Using IT to Boost Agricultural Productivity
By Victoria Onoja
www.allafrica.com
The World is in the midst of what could be called a 'knowledge revolution' that is being spearheaded by the rapid advancement in Information Technology. This has significantly changed the way people communicate, live, and conduct their business. The revolution in communication has provided efficient ways for developing countries to grow economically, socially as well as increase productivity.
Information empowers people and improves their wealth; it has great impact on the economic performance of a nation. The Internet and World Wide Web (WWW) has become an increasingly important feature for information. Significantly, it reduces the cost of many transactions, increases efficiency, convenience and satisfaction. Overall, increases in employment, technological diffusion, and increased foreign capital flows are seen as economy-wide benefits.
The past decade has witnessed a rapid expansion of the Internet, which has proven to be invaluable resources for obtaining information and providing new dimensions to existing areas of business and non-business activities.
There is an interactive nature to the Internet. It allows for dialogue based on question and answer mode. Online interaction between producers and users of knowledge enable diverse forms of complementary and localised information to be put together and integrated. Instead of knowledge produced by one particular group of professionals or experts, knowledge is generated from a variety of sources including the users themselves so that it can adapt to the needs of the users.
In sub-Saharan Africa, agricultural information and extension have been largely confined to public domain, only obtainable through the Ministries of Agriculture.

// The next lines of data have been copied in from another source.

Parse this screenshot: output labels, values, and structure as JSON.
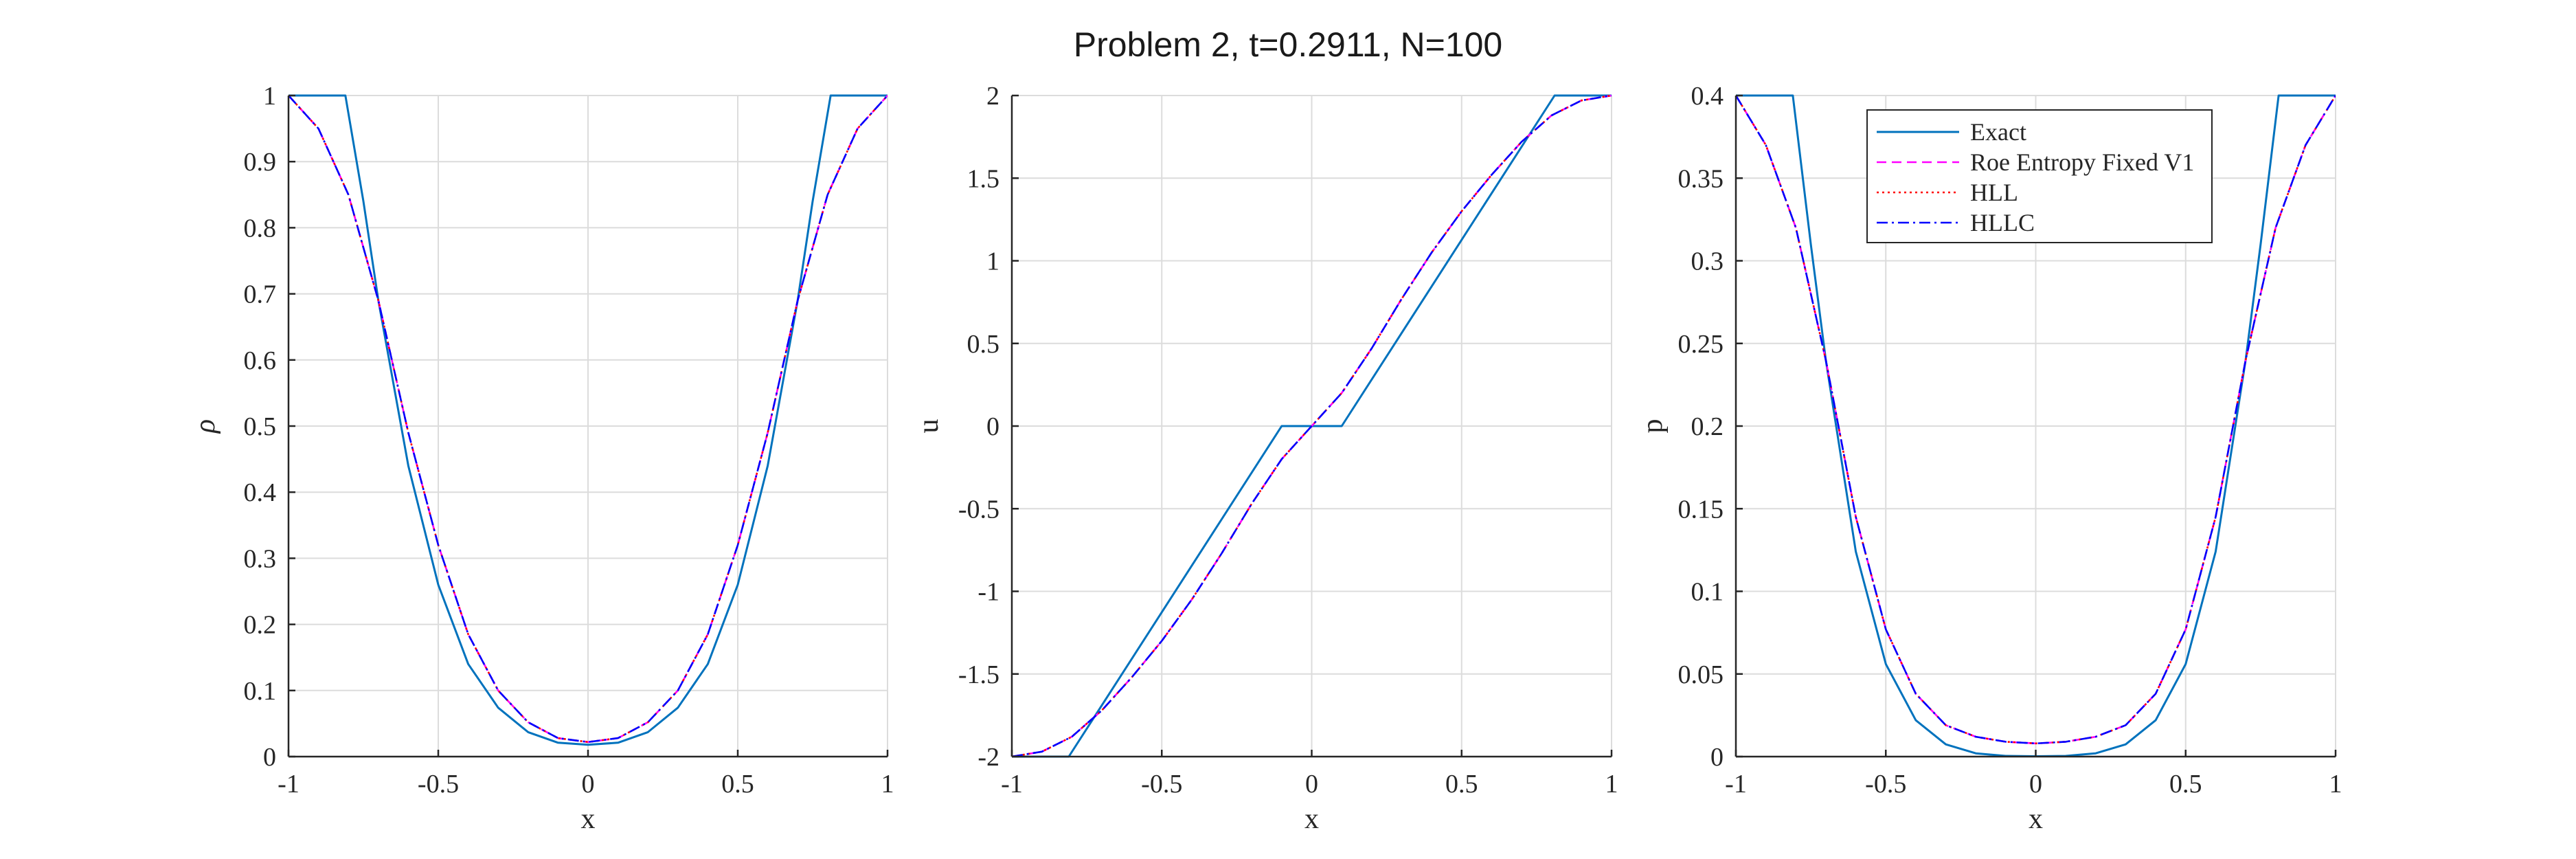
{
  "colors": {
    "exact": "#0072BD",
    "roe": "#FF00FF",
    "hll": "#FF0000",
    "hllc": "#0000FF",
    "grid": "#DCDCDC",
    "axis": "#262626"
  },
  "chart_data": {
    "type": "line",
    "title": "Problem 2, t=0.2911, N=100",
    "legend": {
      "placement": "top-right of third panel",
      "entries": [
        "Exact",
        "Roe Entropy Fixed V1",
        "HLL",
        "HLLC"
      ]
    },
    "panels": [
      {
        "xlabel": "x",
        "ylabel": "ρ",
        "xlim": [
          -1,
          1
        ],
        "ylim": [
          0,
          1
        ],
        "xticks": [
          "-1",
          "-0.5",
          "0",
          "0.5",
          "1"
        ],
        "yticks": [
          "0",
          "0.1",
          "0.2",
          "0.3",
          "0.4",
          "0.5",
          "0.6",
          "0.7",
          "0.8",
          "0.9",
          "1"
        ],
        "grid": true,
        "series": [
          {
            "name": "Exact",
            "x": [
              -1,
              -0.81,
              -0.75,
              -0.7,
              -0.6,
              -0.5,
              -0.4,
              -0.3,
              -0.2,
              -0.1,
              0,
              0.1,
              0.2,
              0.3,
              0.4,
              0.5,
              0.6,
              0.7,
              0.75,
              0.81,
              1
            ],
            "y": [
              1,
              1,
              0.84,
              0.69,
              0.44,
              0.26,
              0.14,
              0.074,
              0.037,
              0.021,
              0.018,
              0.021,
              0.037,
              0.074,
              0.14,
              0.26,
              0.44,
              0.69,
              0.84,
              1,
              1
            ]
          },
          {
            "name": "Roe Entropy Fixed V1",
            "x": [
              -1,
              -0.9,
              -0.8,
              -0.7,
              -0.6,
              -0.5,
              -0.4,
              -0.3,
              -0.2,
              -0.1,
              0,
              0.1,
              0.2,
              0.3,
              0.4,
              0.5,
              0.6,
              0.7,
              0.8,
              0.9,
              1
            ],
            "y": [
              1,
              0.95,
              0.85,
              0.69,
              0.49,
              0.32,
              0.185,
              0.1,
              0.052,
              0.028,
              0.022,
              0.028,
              0.052,
              0.1,
              0.185,
              0.32,
              0.49,
              0.69,
              0.85,
              0.95,
              1
            ]
          },
          {
            "name": "HLL",
            "x": [
              -1,
              -0.9,
              -0.8,
              -0.7,
              -0.6,
              -0.5,
              -0.4,
              -0.3,
              -0.2,
              -0.1,
              0,
              0.1,
              0.2,
              0.3,
              0.4,
              0.5,
              0.6,
              0.7,
              0.8,
              0.9,
              1
            ],
            "y": [
              1,
              0.95,
              0.85,
              0.69,
              0.49,
              0.32,
              0.185,
              0.1,
              0.052,
              0.028,
              0.022,
              0.028,
              0.052,
              0.1,
              0.185,
              0.32,
              0.49,
              0.69,
              0.85,
              0.95,
              1
            ]
          },
          {
            "name": "HLLC",
            "x": [
              -1,
              -0.9,
              -0.8,
              -0.7,
              -0.6,
              -0.5,
              -0.4,
              -0.3,
              -0.2,
              -0.1,
              0,
              0.1,
              0.2,
              0.3,
              0.4,
              0.5,
              0.6,
              0.7,
              0.8,
              0.9,
              1
            ],
            "y": [
              1,
              0.95,
              0.85,
              0.69,
              0.49,
              0.32,
              0.185,
              0.1,
              0.052,
              0.028,
              0.022,
              0.028,
              0.052,
              0.1,
              0.185,
              0.32,
              0.49,
              0.69,
              0.85,
              0.95,
              1
            ]
          }
        ]
      },
      {
        "xlabel": "x",
        "ylabel": "u",
        "xlim": [
          -1,
          1
        ],
        "ylim": [
          -2,
          2
        ],
        "xticks": [
          "-1",
          "-0.5",
          "0",
          "0.5",
          "1"
        ],
        "yticks": [
          "-2",
          "-1.5",
          "-1",
          "-0.5",
          "0",
          "0.5",
          "1",
          "1.5",
          "2"
        ],
        "grid": true,
        "series": [
          {
            "name": "Exact",
            "x": [
              -1,
              -0.81,
              -0.1,
              0.1,
              0.81,
              1
            ],
            "y": [
              -2,
              -2,
              0,
              0,
              2,
              2
            ]
          },
          {
            "name": "Roe Entropy Fixed V1",
            "x": [
              -1,
              -0.9,
              -0.8,
              -0.7,
              -0.6,
              -0.5,
              -0.4,
              -0.3,
              -0.2,
              -0.1,
              0,
              0.1,
              0.2,
              0.3,
              0.4,
              0.5,
              0.6,
              0.7,
              0.8,
              0.9,
              1
            ],
            "y": [
              -2,
              -1.97,
              -1.88,
              -1.72,
              -1.52,
              -1.3,
              -1.05,
              -0.77,
              -0.47,
              -0.2,
              0,
              0.2,
              0.47,
              0.77,
              1.05,
              1.3,
              1.52,
              1.72,
              1.88,
              1.97,
              2
            ]
          },
          {
            "name": "HLL",
            "x": [
              -1,
              -0.9,
              -0.8,
              -0.7,
              -0.6,
              -0.5,
              -0.4,
              -0.3,
              -0.2,
              -0.1,
              0,
              0.1,
              0.2,
              0.3,
              0.4,
              0.5,
              0.6,
              0.7,
              0.8,
              0.9,
              1
            ],
            "y": [
              -2,
              -1.97,
              -1.88,
              -1.72,
              -1.52,
              -1.3,
              -1.05,
              -0.77,
              -0.47,
              -0.2,
              0,
              0.2,
              0.47,
              0.77,
              1.05,
              1.3,
              1.52,
              1.72,
              1.88,
              1.97,
              2
            ]
          },
          {
            "name": "HLLC",
            "x": [
              -1,
              -0.9,
              -0.8,
              -0.7,
              -0.6,
              -0.5,
              -0.4,
              -0.3,
              -0.2,
              -0.1,
              0,
              0.1,
              0.2,
              0.3,
              0.4,
              0.5,
              0.6,
              0.7,
              0.8,
              0.9,
              1
            ],
            "y": [
              -2,
              -1.97,
              -1.88,
              -1.72,
              -1.52,
              -1.3,
              -1.05,
              -0.77,
              -0.47,
              -0.2,
              0,
              0.2,
              0.47,
              0.77,
              1.05,
              1.3,
              1.52,
              1.72,
              1.88,
              1.97,
              2
            ]
          }
        ]
      },
      {
        "xlabel": "x",
        "ylabel": "p",
        "xlim": [
          -1,
          1
        ],
        "ylim": [
          0,
          0.4
        ],
        "xticks": [
          "-1",
          "-0.5",
          "0",
          "0.5",
          "1"
        ],
        "yticks": [
          "0",
          "0.05",
          "0.1",
          "0.15",
          "0.2",
          "0.25",
          "0.3",
          "0.35",
          "0.4"
        ],
        "grid": true,
        "series": [
          {
            "name": "Exact",
            "x": [
              -1,
              -0.81,
              -0.75,
              -0.7,
              -0.6,
              -0.5,
              -0.4,
              -0.3,
              -0.2,
              -0.1,
              0,
              0.1,
              0.2,
              0.3,
              0.4,
              0.5,
              0.6,
              0.7,
              0.75,
              0.81,
              1
            ],
            "y": [
              0.4,
              0.4,
              0.31,
              0.24,
              0.124,
              0.056,
              0.022,
              0.0074,
              0.002,
              0.0004,
              0.0002,
              0.0004,
              0.002,
              0.0074,
              0.022,
              0.056,
              0.124,
              0.24,
              0.31,
              0.4,
              0.4
            ]
          },
          {
            "name": "Roe Entropy Fixed V1",
            "x": [
              -1,
              -0.9,
              -0.8,
              -0.7,
              -0.6,
              -0.5,
              -0.4,
              -0.3,
              -0.2,
              -0.1,
              0,
              0.1,
              0.2,
              0.3,
              0.4,
              0.5,
              0.6,
              0.7,
              0.8,
              0.9,
              1
            ],
            "y": [
              0.4,
              0.37,
              0.32,
              0.24,
              0.145,
              0.077,
              0.038,
              0.019,
              0.012,
              0.009,
              0.008,
              0.009,
              0.012,
              0.019,
              0.038,
              0.077,
              0.145,
              0.24,
              0.32,
              0.37,
              0.4
            ]
          },
          {
            "name": "HLL",
            "x": [
              -1,
              -0.9,
              -0.8,
              -0.7,
              -0.6,
              -0.5,
              -0.4,
              -0.3,
              -0.2,
              -0.1,
              0,
              0.1,
              0.2,
              0.3,
              0.4,
              0.5,
              0.6,
              0.7,
              0.8,
              0.9,
              1
            ],
            "y": [
              0.4,
              0.37,
              0.32,
              0.24,
              0.145,
              0.077,
              0.038,
              0.019,
              0.012,
              0.009,
              0.008,
              0.009,
              0.012,
              0.019,
              0.038,
              0.077,
              0.145,
              0.24,
              0.32,
              0.37,
              0.4
            ]
          },
          {
            "name": "HLLC",
            "x": [
              -1,
              -0.9,
              -0.8,
              -0.7,
              -0.6,
              -0.5,
              -0.4,
              -0.3,
              -0.2,
              -0.1,
              0,
              0.1,
              0.2,
              0.3,
              0.4,
              0.5,
              0.6,
              0.7,
              0.8,
              0.9,
              1
            ],
            "y": [
              0.4,
              0.37,
              0.32,
              0.24,
              0.145,
              0.077,
              0.038,
              0.019,
              0.012,
              0.009,
              0.008,
              0.009,
              0.012,
              0.019,
              0.038,
              0.077,
              0.145,
              0.24,
              0.32,
              0.37,
              0.4
            ]
          }
        ]
      }
    ]
  }
}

These structures are greatly centralised. Moreover, technical messages communicated to farmers were often of an extremely general type, applicable to only a few.
The problem associated with these type of arrangements is that farmers are treated as ignorant recipients of information, rather than knowledgeable partners in technology transfer. Management systems are poor, so that there is little pressure on the staff or their managers to seek new knowledge or to serve farmers; the extension staff are poorly trained and know little more than the farmers know. In some cases, operating facilities, vehicles and bicycles are so rare that the few motivated and knowledgeable extension staff cannot systematically visit farmers even if they wanted to. The result is typically a large information and agricultural bureaucracy that has no impact in agriculture.